If you’re a Windows user, this is your monthly reminder to ensure you install all available security updates. Microsoft’s November Patch Tuesday release fixes one zero-day vulnerability that has been actively exploited in the wild, with 63 flaws patched in total.
As reported by Bleeping Computer, the November Patch Tuesday update addresses 29 elevation of privilege vulnerabilities, 2 security feature bypass vulnerabilities, 16 remote code execution vulnerabilities, 11 information disclosure vulnerabilities, 2 denial of service vulnerabilities, and 3 spoofing vulnerabilities. (Note that these figures do not include patches for Microsoft Edge and Mariner.)
In addition to the zero-day, four of the vulnerabilities being addressed—two remote code execution bugs and one each of the elevation of privilege and information disclosure flaws—are labeled “critical.”
Patch fixes one zero-day threat
All security updates are important to install as soon as possible, but especially those that patch zero-days, which are vulnerabilities that are actively exploited or publicly exposed before the developer makes an official fix available.

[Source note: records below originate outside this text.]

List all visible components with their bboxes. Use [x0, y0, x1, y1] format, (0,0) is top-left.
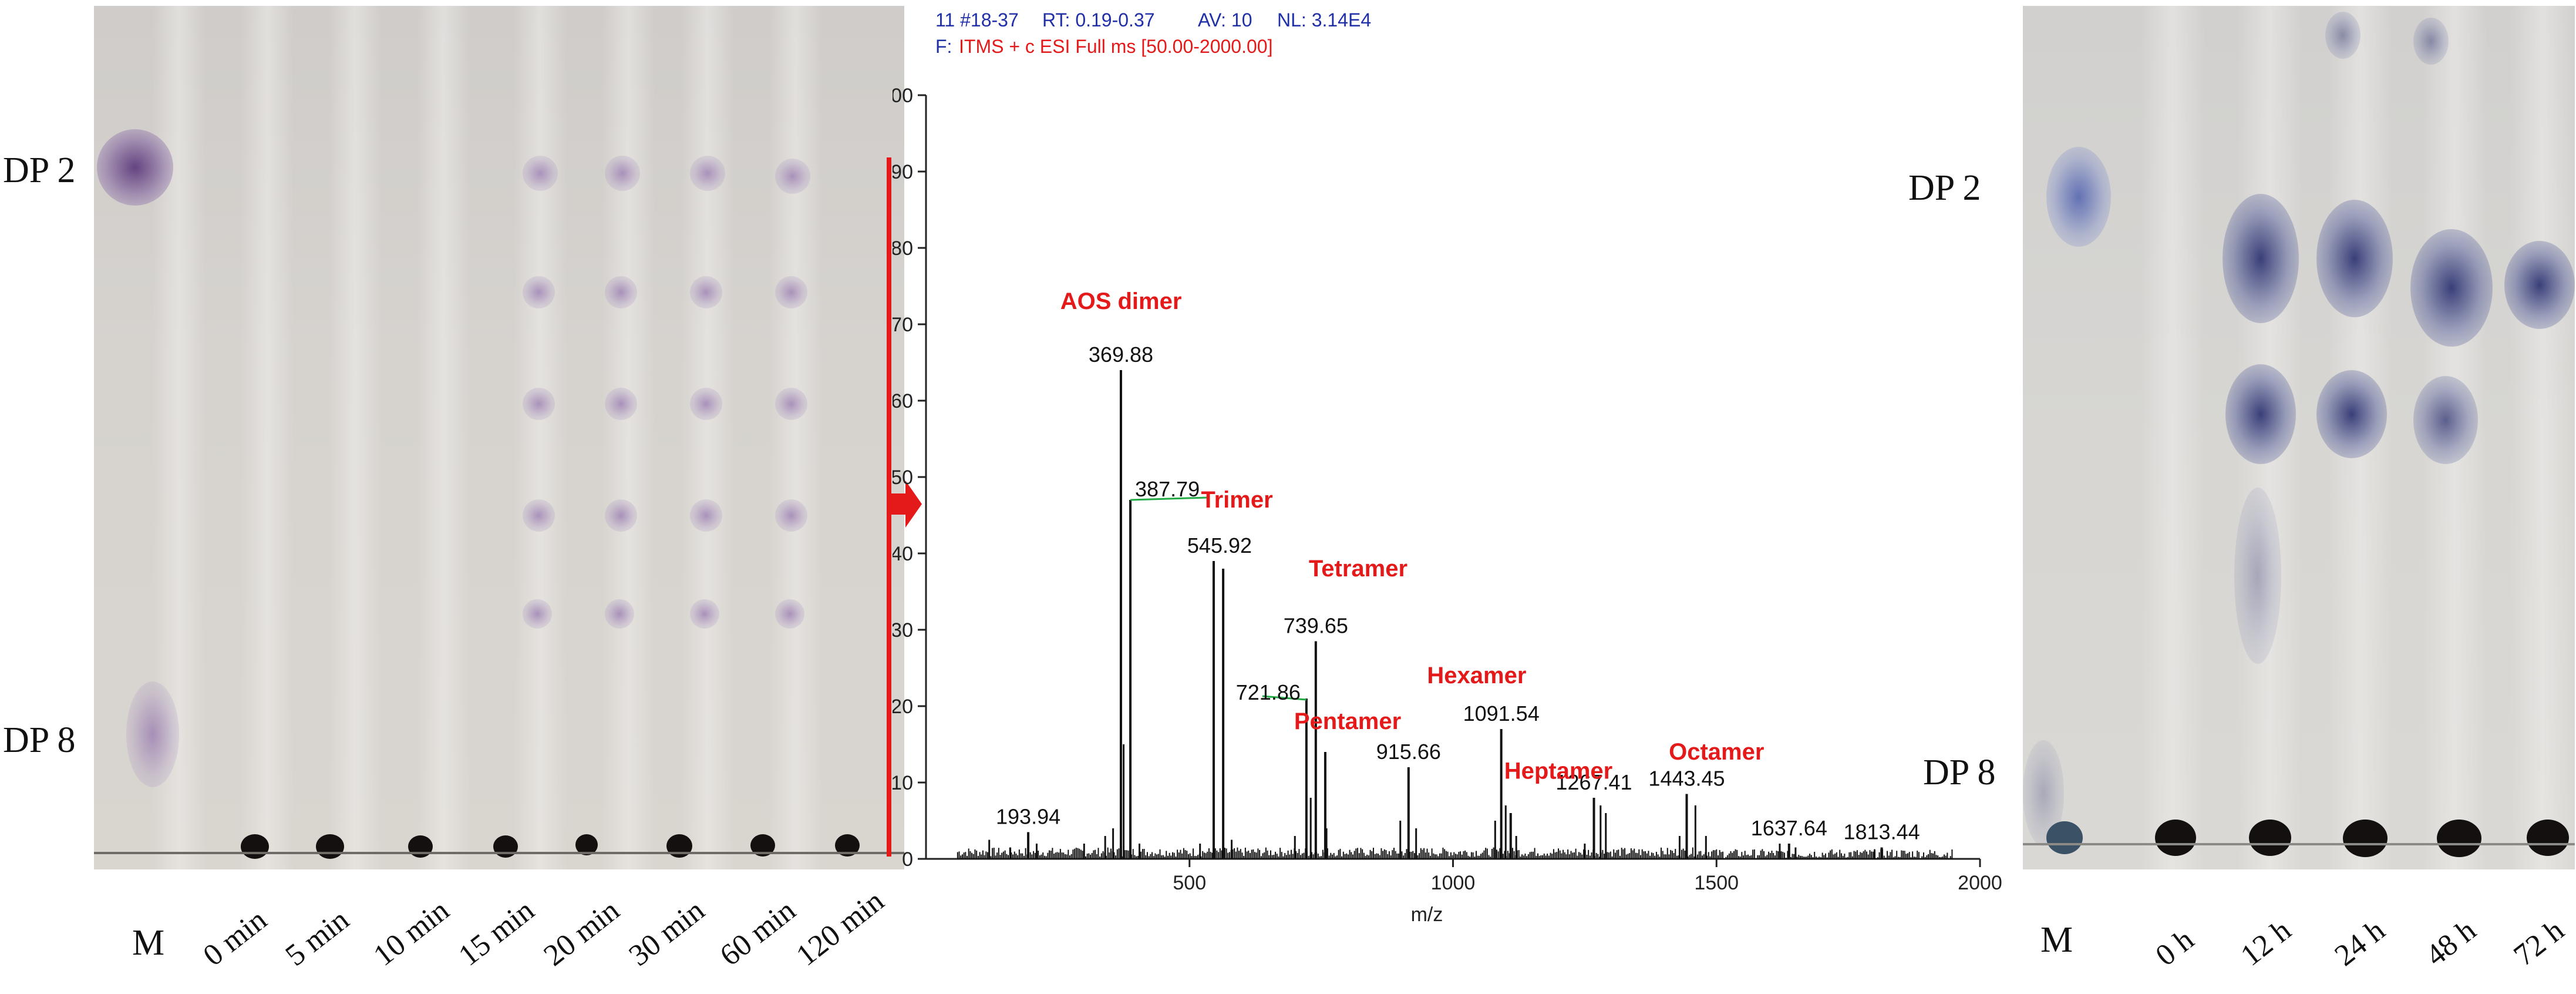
right-lane-label: 72 h: [2507, 913, 2571, 973]
origin-dot: [666, 834, 692, 858]
peak-label: 369.88: [1089, 342, 1153, 367]
y-tick-label: 20: [893, 696, 913, 718]
peak-label: 545.92: [1187, 533, 1252, 558]
leader-line: [1262, 695, 1306, 701]
y-tick-label: 50: [893, 466, 913, 489]
peak-label: 387.79: [1135, 477, 1200, 501]
spectrum-header-filter: F:: [935, 36, 952, 57]
origin-dot: [493, 835, 518, 858]
origin-dot-marker: [2046, 821, 2083, 854]
leader-line: [1130, 496, 1207, 501]
left-lane-label: 5 min: [279, 902, 356, 973]
y-tick-label: 60: [893, 390, 913, 412]
left-lane-label: 60 min: [713, 893, 802, 973]
right-lane-label: 24 h: [2328, 913, 2392, 973]
spectrum-header-scan: 11 #18-37: [935, 9, 1019, 31]
dp2-label-left: DP 2: [3, 150, 76, 190]
oligomer-annotation: AOS dimer: [1060, 288, 1182, 314]
y-tick-label: 80: [893, 237, 913, 260]
left-lane-label: 30 min: [622, 893, 711, 973]
origin-dot: [2437, 820, 2481, 857]
dp8-label-right: DP 8: [1923, 753, 1996, 792]
tlc-plate-right: [2023, 6, 2575, 869]
oligomer-annotation: Heptamer: [1504, 758, 1613, 784]
origin-dot: [316, 834, 344, 859]
peak-label: 1443.45: [1648, 767, 1725, 791]
origin-dot: [2249, 820, 2291, 856]
spectrum-header-av: AV: 10: [1198, 9, 1252, 31]
mass-spectrum: 11 #18-37 RT: 0.19-0.37 AV: 10 NL: 3.14E…: [893, 9, 2002, 926]
peak-label: 1267.41: [1555, 770, 1632, 794]
left-lane-label: 20 min: [537, 893, 626, 973]
marker-label-right: M: [2040, 920, 2073, 960]
spectrum-header-nl: NL: 3.14E4: [1277, 9, 1371, 31]
y-tick-label: 10: [893, 772, 913, 794]
y-tick-label: 0: [902, 848, 913, 871]
y-tick-label: 40: [893, 543, 913, 565]
right-lane-label: 48 h: [2419, 913, 2483, 973]
peak-label: 1091.54: [1463, 701, 1540, 726]
marker-spot-dp2: [97, 129, 173, 206]
peak-label: 739.65: [1284, 614, 1348, 638]
x-axis-label: m/z: [1411, 904, 1443, 926]
dp8-label-left: DP 8: [3, 720, 76, 760]
x-tick-label: 1500: [1694, 872, 1739, 894]
spectrum-header-rt: RT: 0.19-0.37: [1042, 9, 1155, 31]
oligomer-annotation: Pentamer: [1294, 708, 1401, 734]
left-lane-label: 0 min: [197, 902, 274, 973]
marker-spot-dp2: [2046, 147, 2111, 247]
peak-label: 915.66: [1376, 740, 1441, 764]
y-tick-label: 30: [893, 619, 913, 642]
x-tick-label: 500: [1173, 872, 1206, 894]
origin-dot: [408, 835, 433, 858]
origin-dot: [241, 834, 269, 859]
peak-label: 193.94: [996, 805, 1060, 829]
y-tick-label: 90: [893, 161, 913, 183]
arrow-icon: [889, 481, 922, 528]
tlc-plate-left: [94, 6, 904, 869]
marker-spot-dp8: [126, 681, 179, 787]
left-lane-label: 120 min: [790, 884, 891, 973]
peak-label: 1813.44: [1843, 820, 1920, 844]
oligomer-annotation: Hexamer: [1427, 663, 1526, 689]
oligomer-annotation: Tetramer: [1309, 556, 1407, 582]
y-tick-label: 70: [893, 314, 913, 336]
oligomer-annotation: Trimer: [1201, 487, 1272, 513]
right-lane-label: 0 h: [2149, 922, 2200, 973]
left-lane-label: 10 min: [367, 893, 456, 973]
peak-label: 721.86: [1236, 680, 1301, 704]
origin-dot: [2155, 820, 2196, 856]
spectrum-header-method: ITMS + c ESI Full ms [50.00-2000.00]: [959, 36, 1272, 57]
x-tick-label: 1000: [1431, 872, 1476, 894]
left-lane-label: 15 min: [452, 893, 541, 973]
marker-label-left: M: [132, 923, 165, 963]
peak-label: 1637.64: [1751, 816, 1827, 840]
origin-dot: [2527, 820, 2569, 856]
y-tick-label: 100: [893, 85, 913, 107]
dp2-label-right: DP 2: [1908, 168, 1981, 208]
x-tick-label: 2000: [1958, 872, 2002, 894]
origin-dot: [2343, 820, 2388, 857]
oligomer-annotation: Octamer: [1669, 739, 1764, 765]
right-lane-label: 12 h: [2234, 913, 2298, 973]
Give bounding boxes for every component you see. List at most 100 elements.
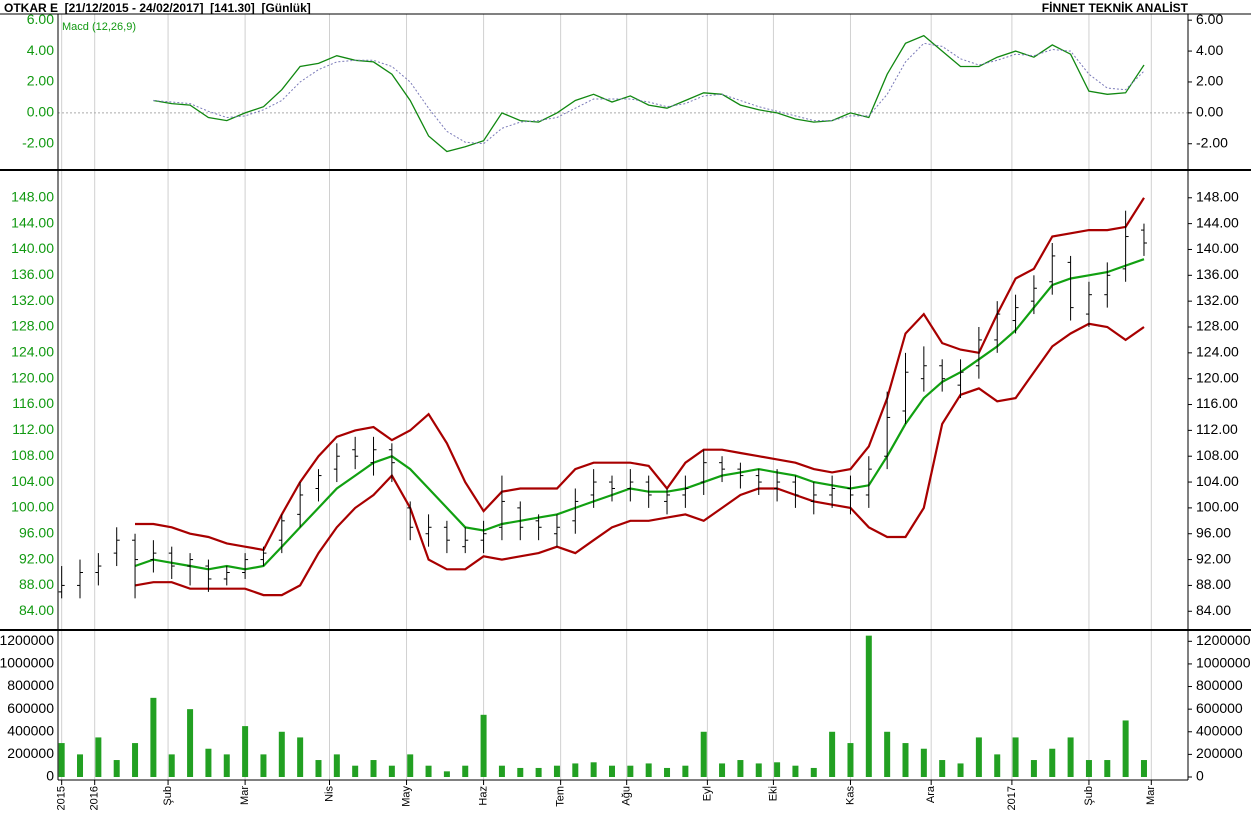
volume-bar xyxy=(315,760,322,777)
y-tick-label: 104.00 xyxy=(1196,473,1239,489)
volume-bar xyxy=(535,767,542,777)
volume-bar xyxy=(829,731,836,777)
y-tick-label: 200000 xyxy=(1196,745,1243,761)
x-tick-label: Eki xyxy=(767,786,779,801)
y-tick-label: -2.00 xyxy=(22,134,54,150)
volume-bar xyxy=(1140,760,1147,777)
y-tick-label: 0 xyxy=(1196,768,1204,784)
chart-header-source: FİNNET TEKNİK ANALİST xyxy=(1042,0,1189,15)
y-tick-label: 104.00 xyxy=(11,473,54,489)
chart-header-title: OTKAR E [21/12/2015 - 24/02/2017] [141.3… xyxy=(4,1,311,15)
volume-bar xyxy=(719,763,726,777)
volume-bar xyxy=(425,765,432,777)
y-tick-label: 128.00 xyxy=(11,318,54,334)
panel-title: Macd (12,26,9) xyxy=(62,21,136,33)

Without this month’s patch, Windows users are vulnerable to CVE-2025-62215, an elevation of privilege flaw in the Windows Kernel. The bug allows threat actors to gain system privileges upon winning a “race condition,” or improper synchronization in Windows Kernel.
The vulnerability was identified by the Microsoft Threat Intelligence Center (MSTIC) and the Microsoft Security Response Center (MSRC), though no additional details about exploitation have been made public.
Other updates for Windows users
Windows 11 users will also see the rollout of the upgraded Start menu alongside Patch Tuesday updates—the new interface is scrollable with app categories and adapts to the size of your screen. Other changes include an redesigned battery icon and improved features for File Explorer, Voice Access, and Click to Do.
As of last month’s Patch Tuesday, Microsoft has ended support for Windows 10, though users who have enrolled in Extended Security Updates (ESU) will continue to get security patches through Oct. 13, 2026.